Todas as partes do corpo humano estão relacionadas – ainda que não percebamos. A saúde bucal deixou de ser vista como algo isolado, já que estudos e a evolução da odontologia demonstram que os cuidados com a boca podem interferir no organismo como um todo. Por mais que a saúde bucal seja valorizada principalmente pela preocupação estética, ela também pode ser considerada a porta de entrada para diversas enfermidades, como doenças cardíacas e pulmonares.
A partir dessas constatações, a dentista Camila Silveira Sfreddo investiga sobre a relação entre a periodontite e o câncer de mama desde 2011. Esta temática foi estudada por ela na graduação em Odontologia e no Mestrado em Ciências Odontológicas com ênfase em Periodontia, ambos realizados na UFSM. Após analisar os dados finais, a pesquisadora, que hoje é doutoranda pelo mesmo programa de pós-graduação, comprovou que mulheres com periodontite têm até três vezes mais chance de ter câncer de mama.
Como foi feito o estudo?
A pesquisa de mestrado de Camila, divulgada em 2014, revelou as informações mais recentes sobre a temática. Realizada em parceria com o Hospital Universitário de Santa Maria (Husm), o estudo contou com a ajuda de quatro pesquisadores, entre eles o orientador de Camila e professor do Departamento de Estomatologia do Centro de Ciências da Saúde da UFSM, Carlos Heitor Moreira. O professor explica que as mulheres com câncer de mama têm um histórico maior nos diferentes fatores avaliados: “em todos os critérios que usamos para determinar o nível da periodontite, as mulheres com câncer tinham maior severidade da doença periodontal”.

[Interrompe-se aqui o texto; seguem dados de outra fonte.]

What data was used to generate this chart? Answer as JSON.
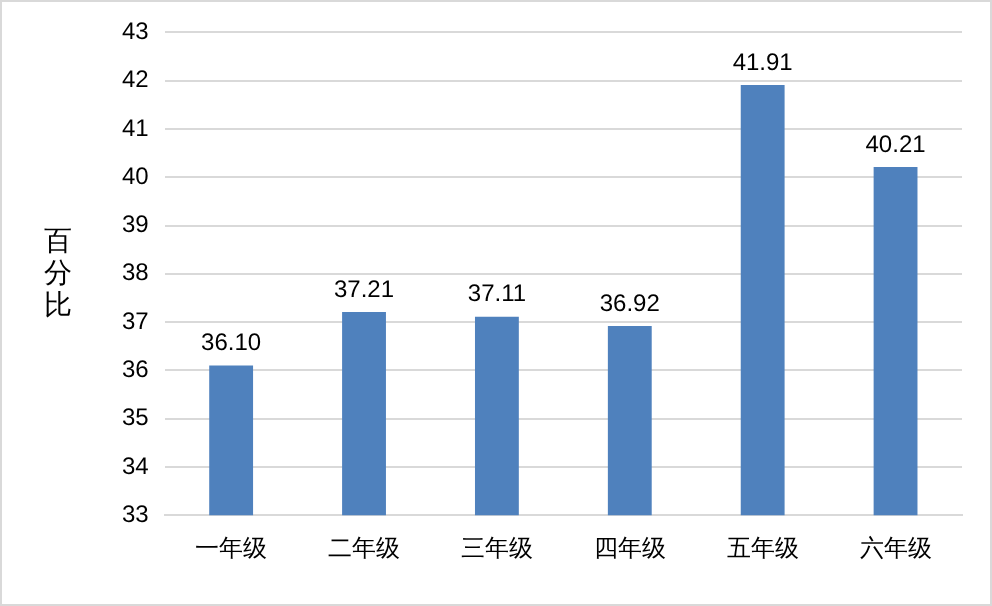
{
  "chart_data": {
    "type": "bar",
    "ylabel": "百分比",
    "categories": [
      "一年级",
      "二年级",
      "三年级",
      "四年级",
      "五年级",
      "六年级"
    ],
    "values": [
      36.1,
      37.21,
      37.11,
      36.92,
      41.91,
      40.21
    ],
    "value_labels": [
      "36.10",
      "37.21",
      "37.11",
      "36.92",
      "41.91",
      "40.21"
    ],
    "color": "#4f81bd",
    "ylim": [
      33,
      43
    ],
    "yticks": [
      33,
      34,
      35,
      36,
      37,
      38,
      39,
      40,
      41,
      42,
      43
    ],
    "grid": "y",
    "legend": false
  }
}
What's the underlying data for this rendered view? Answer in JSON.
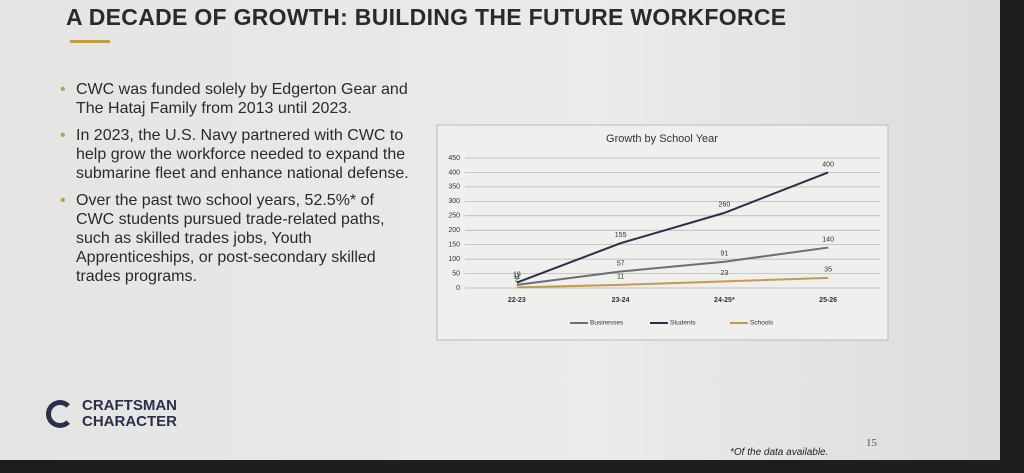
{
  "title": "A DECADE OF GROWTH: BUILDING THE FUTURE WORKFORCE",
  "bullets": [
    "CWC was funded solely by Edgerton Gear and The Hataj Family from 2013 until 2023.",
    "In 2023, the U.S. Navy partnered with CWC to help grow the workforce needed to expand the submarine fleet and enhance national defense.",
    "Over the past two school years, 52.5%* of CWC students pursued trade-related paths, such as skilled trades jobs, Youth Apprenticeships, or post-secondary skilled trades programs."
  ],
  "logo": {
    "line1": "CRAFTSMAN",
    "line2": "CHARACTER"
  },
  "footnote": "*Of the data available.",
  "page_number": "15",
  "chart_data": {
    "type": "line",
    "title": "Growth by School Year",
    "categories": [
      "22-23",
      "23-24",
      "24-25*",
      "25-26"
    ],
    "series": [
      {
        "name": "Businesses",
        "color": "#6e6e72",
        "values": [
          11,
          57,
          91,
          140
        ]
      },
      {
        "name": "Students",
        "color": "#2a2f4a",
        "values": [
          19,
          155,
          260,
          400
        ]
      },
      {
        "name": "Schools",
        "color": "#c39a4e",
        "values": [
          2,
          11,
          23,
          35
        ]
      }
    ],
    "ylim": [
      0,
      450
    ],
    "yticks": [
      0,
      50,
      100,
      150,
      200,
      250,
      300,
      350,
      400,
      450
    ],
    "grid": true
  }
}
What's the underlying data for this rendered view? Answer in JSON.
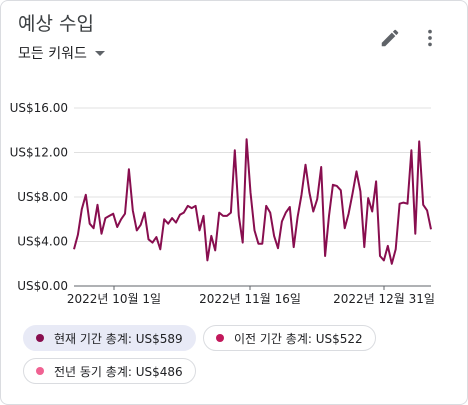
{
  "card": {
    "title": "예상 수입",
    "dropdown_label": "모든 키워드",
    "icons": [
      "edit-icon",
      "more-vert-icon",
      "dropdown-caret-icon"
    ]
  },
  "chips": [
    {
      "label": "현재 기간 총계: US$589",
      "color": "#880e4f",
      "selected": true
    },
    {
      "label": "이전 기간 총계: US$522",
      "color": "#c2185b",
      "selected": false
    },
    {
      "label": "전년 동기 총계: US$486",
      "color": "#f06292",
      "selected": false
    }
  ],
  "chart_data": {
    "type": "line",
    "y_ticks": [
      "US$0.00",
      "US$4.00",
      "US$8.00",
      "US$12.00",
      "US$16.00"
    ],
    "x_ticks": [
      "2022년 10월 1일",
      "2022년 11월 16일",
      "2022년 12월 31일"
    ],
    "ylim": [
      0,
      16
    ],
    "grid": true,
    "series": [
      {
        "color": "#880e4f",
        "values": [
          3.3,
          4.6,
          6.9,
          8.2,
          5.6,
          5.2,
          7.3,
          4.7,
          6.1,
          6.3,
          6.5,
          5.3,
          6.0,
          6.5,
          10.5,
          6.8,
          5.0,
          5.5,
          6.6,
          4.2,
          3.9,
          4.4,
          3.3,
          6.0,
          5.6,
          6.1,
          5.7,
          6.4,
          6.6,
          7.2,
          7.0,
          7.2,
          5.0,
          6.3,
          2.3,
          4.5,
          3.2,
          6.6,
          6.3,
          6.3,
          6.6,
          12.2,
          6.3,
          3.9,
          13.2,
          8.4,
          5.0,
          3.8,
          3.8,
          7.2,
          6.6,
          4.5,
          3.4,
          5.8,
          6.6,
          7.1,
          3.5,
          6.2,
          8.2,
          10.9,
          8.4,
          6.7,
          7.8,
          10.7,
          2.7,
          6.3,
          9.1,
          9.0,
          8.6,
          5.2,
          6.5,
          8.3,
          10.3,
          8.5,
          3.5,
          7.9,
          6.7,
          9.4,
          2.7,
          2.3,
          3.6,
          2.0,
          3.3,
          7.4,
          7.5,
          7.4,
          12.2,
          4.7,
          13.0,
          7.3,
          6.8,
          5.1
        ]
      }
    ]
  }
}
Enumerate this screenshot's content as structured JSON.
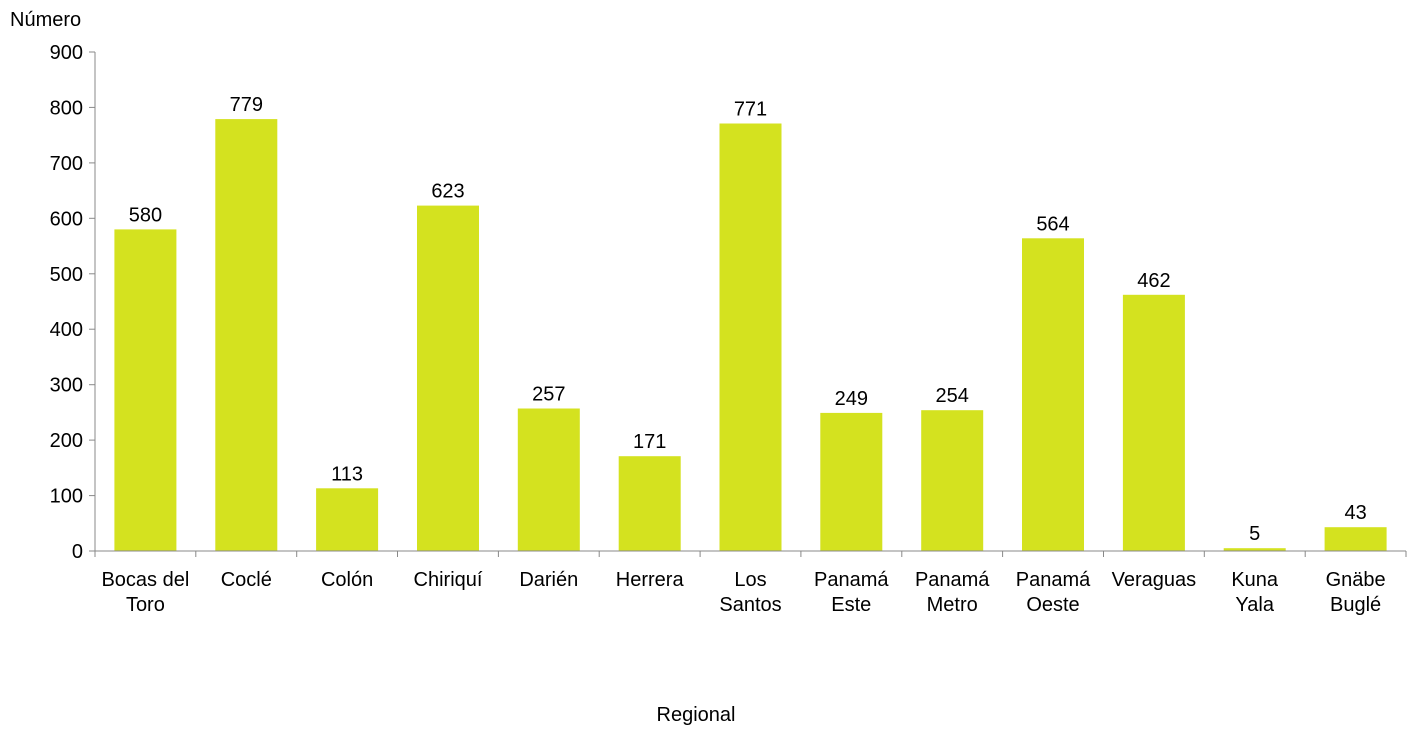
{
  "chart_data": {
    "type": "bar",
    "title": "",
    "ylabel": "Número",
    "xlabel": "Regional",
    "ylim": [
      0,
      900
    ],
    "yticks": [
      0,
      100,
      200,
      300,
      400,
      500,
      600,
      700,
      800,
      900
    ],
    "grid": false,
    "categories": [
      [
        "Bocas del",
        "Toro"
      ],
      [
        "Coclé"
      ],
      [
        "Colón"
      ],
      [
        "Chiriquí"
      ],
      [
        "Darién"
      ],
      [
        "Herrera"
      ],
      [
        "Los",
        "Santos"
      ],
      [
        "Panamá",
        "Este"
      ],
      [
        "Panamá",
        "Metro"
      ],
      [
        "Panamá",
        "Oeste"
      ],
      [
        "Veraguas"
      ],
      [
        "Kuna",
        "Yala"
      ],
      [
        "Gnäbe",
        "Buglé"
      ]
    ],
    "series": [
      {
        "values": [
          580,
          779,
          113,
          623,
          257,
          171,
          771,
          249,
          254,
          564,
          462,
          5,
          43
        ]
      }
    ],
    "colors": {
      "bar": "#d4e21f",
      "axis": "#888888",
      "text": "#000000"
    }
  }
}
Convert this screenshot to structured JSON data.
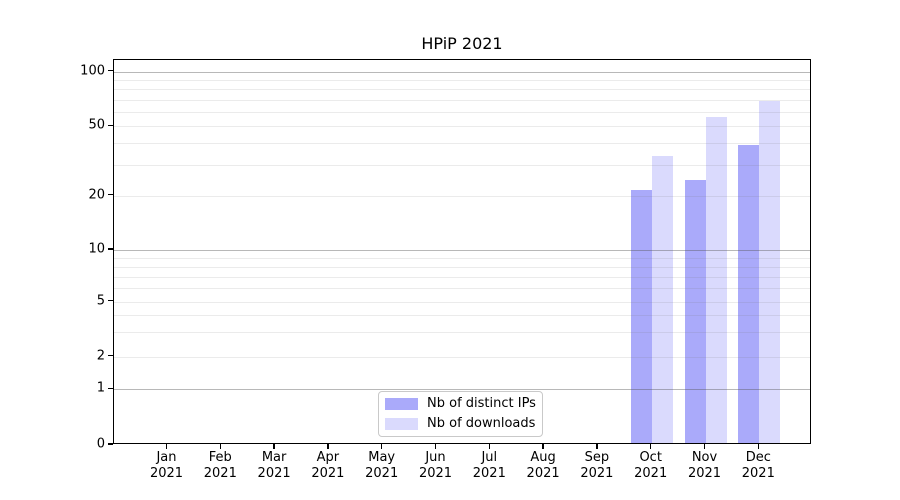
{
  "title": "HPiP 2021",
  "legend": {
    "items": [
      {
        "label": "Nb of distinct IPs",
        "color": "#aaaaf7",
        "fill": "rgba(85,85,245,0.50)"
      },
      {
        "label": "Nb of downloads",
        "color": "#dadaf8",
        "fill": "rgba(85,85,245,0.22)"
      }
    ]
  },
  "y_axis": {
    "ticks": [
      {
        "label": "100",
        "value": 100
      },
      {
        "label": "50",
        "value": 50
      },
      {
        "label": "20",
        "value": 20
      },
      {
        "label": "10",
        "value": 10
      },
      {
        "label": "5",
        "value": 5
      },
      {
        "label": "2",
        "value": 2
      },
      {
        "label": "1",
        "value": 1
      },
      {
        "label": "0",
        "value": 0
      }
    ]
  },
  "x_axis": {
    "months": [
      "Jan",
      "Feb",
      "Mar",
      "Apr",
      "May",
      "Jun",
      "Jul",
      "Aug",
      "Sep",
      "Oct",
      "Nov",
      "Dec"
    ],
    "year": "2021"
  },
  "chart_data": {
    "type": "bar",
    "title": "HPiP 2021",
    "categories": [
      "Jan 2021",
      "Feb 2021",
      "Mar 2021",
      "Apr 2021",
      "May 2021",
      "Jun 2021",
      "Jul 2021",
      "Aug 2021",
      "Sep 2021",
      "Oct 2021",
      "Nov 2021",
      "Dec 2021"
    ],
    "series": [
      {
        "name": "Nb of distinct IPs",
        "color": "#aaaaf7",
        "fill": "rgba(85,85,245,0.50)",
        "values": [
          0,
          0,
          0,
          0,
          0,
          0,
          0,
          0,
          0,
          21,
          24,
          38
        ]
      },
      {
        "name": "Nb of downloads",
        "color": "#dadaf8",
        "fill": "rgba(85,85,245,0.22)",
        "values": [
          0,
          0,
          0,
          0,
          0,
          0,
          0,
          0,
          0,
          33,
          55,
          67
        ]
      }
    ],
    "xlabel": "",
    "ylabel": "",
    "yscale": "log-above-1-linear-below-1",
    "y_ticks": [
      0,
      1,
      2,
      5,
      10,
      20,
      50,
      100
    ],
    "ylim": [
      0,
      115
    ],
    "grid": "horizontal, minor at 2-9 and 20-90, major at 1/10/100, drawn over bars",
    "legend_position": "lower center inside plot",
    "grid_minor_values": [
      2,
      3,
      4,
      5,
      6,
      7,
      8,
      9,
      20,
      30,
      40,
      50,
      60,
      70,
      80,
      90
    ],
    "grid_major_values": [
      1,
      10,
      100
    ]
  }
}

Para chegar aos resultados, os pesquisadores compararam mulheres que já tinham o diagnóstico de câncer de mama (denominadas, na pesquisa, como casos) com mulheres que não tinham câncer (identificadas como controles). Os resultados mostraram que as mulheres com câncer de mama possuíam histórico de destruição dos tecidos periodontais maior do que as mulheres controle. A partir do exame da condição periodontal das participantes, foi feita uma análise de dados. O estudo, que contou com 67 casos e 134 controles, foi publicado na Community Dentistry and Oral Epidemiology, revista de referência mundial na área de Odontologia, em junho de 2017.
Segundo Carlos Heitor, para que o estudo fosse o mais verídico possível, eles utilizaram exames clínicos completos. “Nós realizamos, do ponto de vista do exame periodontal, o que tem de mais acurado e verdadeiro”, pontua. Todo esse cuidado foi para que a pesquisa pudesse se diferenciar positivamente das feitas anteriormente, fora do Brasil.
Camila reforça, no entanto, que não se pode dizer que a periodontite causa o câncer de mama, pois o tipo de delineamento do estudo não permite que se comprove uma relação de causalidade. “Pode ser que elas estejam associadas porque compartilham fatores de risco comuns ou porque, na verdade, o tratamento para o câncer e o próprio câncer influencie na saúde bucal, então tem essa relação inversa também”, explica a doutoranda.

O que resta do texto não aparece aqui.